Friday, March 16, 2012

Week 9: A wide world of comics

I read The Nikopol Trilogy by Enki Bilal. It was a really strange read. I don't know if I tried too hard to find something to like about the story, or whether I was just not in the mood to enjoy it as much as I expected too. Maybe that was it. Maybe it was the fact that I expected something really grand of a graphic novel that was in production for over 12 years. Overall I didn't feel that the story provided enough reality to the plot. It felt like the story just moved across orchestrated plot points that had to be hit. The pacing felt too even throughout. It felt like a train that I've ridden before. Similarly to King by Ho Che Anderson, this graphic novel shows stylistic shifts over the three chapters. The visual style remains very similar throughout The Nikopol Trilogy, but the story itself gets deeper and the artist uses more interesting ways of telling it as you progress. The first chapter introduces the basics. The second chapter explores showing a different reality via color, includes photography, and uses type outside of speech balloons as a narrative voice. The third chapter explores putting symbols and images into word balloons. It feels like many comic book artists are learning continuously as they're making them. Which gives me hope for future innovations within the medium. I liked how this artist included a large amount of absurd science fiction within this work. The giraffe print coats, green striped cats, and red haired officials make The Nikopol Trilogy a characteristically gaudy science fiction.
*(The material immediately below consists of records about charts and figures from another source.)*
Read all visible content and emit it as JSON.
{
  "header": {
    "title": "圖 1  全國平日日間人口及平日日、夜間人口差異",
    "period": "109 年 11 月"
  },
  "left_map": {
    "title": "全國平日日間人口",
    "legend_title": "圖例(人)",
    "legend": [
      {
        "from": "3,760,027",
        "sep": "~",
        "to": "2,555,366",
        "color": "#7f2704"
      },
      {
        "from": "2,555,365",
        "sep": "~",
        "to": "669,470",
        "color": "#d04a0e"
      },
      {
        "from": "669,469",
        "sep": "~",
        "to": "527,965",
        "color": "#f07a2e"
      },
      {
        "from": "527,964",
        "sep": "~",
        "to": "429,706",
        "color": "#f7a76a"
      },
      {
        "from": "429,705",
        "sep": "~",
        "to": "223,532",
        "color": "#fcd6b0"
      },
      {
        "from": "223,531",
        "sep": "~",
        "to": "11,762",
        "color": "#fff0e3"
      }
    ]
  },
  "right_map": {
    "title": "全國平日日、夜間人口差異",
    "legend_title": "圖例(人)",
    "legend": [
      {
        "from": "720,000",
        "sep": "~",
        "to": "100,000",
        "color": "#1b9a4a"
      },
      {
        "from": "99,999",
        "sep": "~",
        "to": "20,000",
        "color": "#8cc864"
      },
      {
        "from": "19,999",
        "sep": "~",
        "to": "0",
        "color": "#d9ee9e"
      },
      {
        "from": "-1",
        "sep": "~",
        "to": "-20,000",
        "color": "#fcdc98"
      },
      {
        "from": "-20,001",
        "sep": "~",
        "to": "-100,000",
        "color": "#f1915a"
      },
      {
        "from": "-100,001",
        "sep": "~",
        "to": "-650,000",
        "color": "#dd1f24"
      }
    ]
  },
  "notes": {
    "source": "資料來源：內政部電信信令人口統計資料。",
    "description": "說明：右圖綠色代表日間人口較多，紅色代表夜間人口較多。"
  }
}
As far as the visuals are concerned, I thought Bilal's strength was in showing the dilapidated nature of his science fiction environments. It all felt very grimy and unkempt. The vehicles and other technologies showed a great degree of detail that made them believable. My least favorite aspect of his work was the faces of the human characters, especially those in the first chapter. I had difficulty differentiating them from one another and they didn't seem to talk, most all of them had their lips sealed even though they were supposed to be talking. The colors weren't too great either, in my opinion, they felt a bit too local. If something was supposed to be blue, it was overwhelmingly so.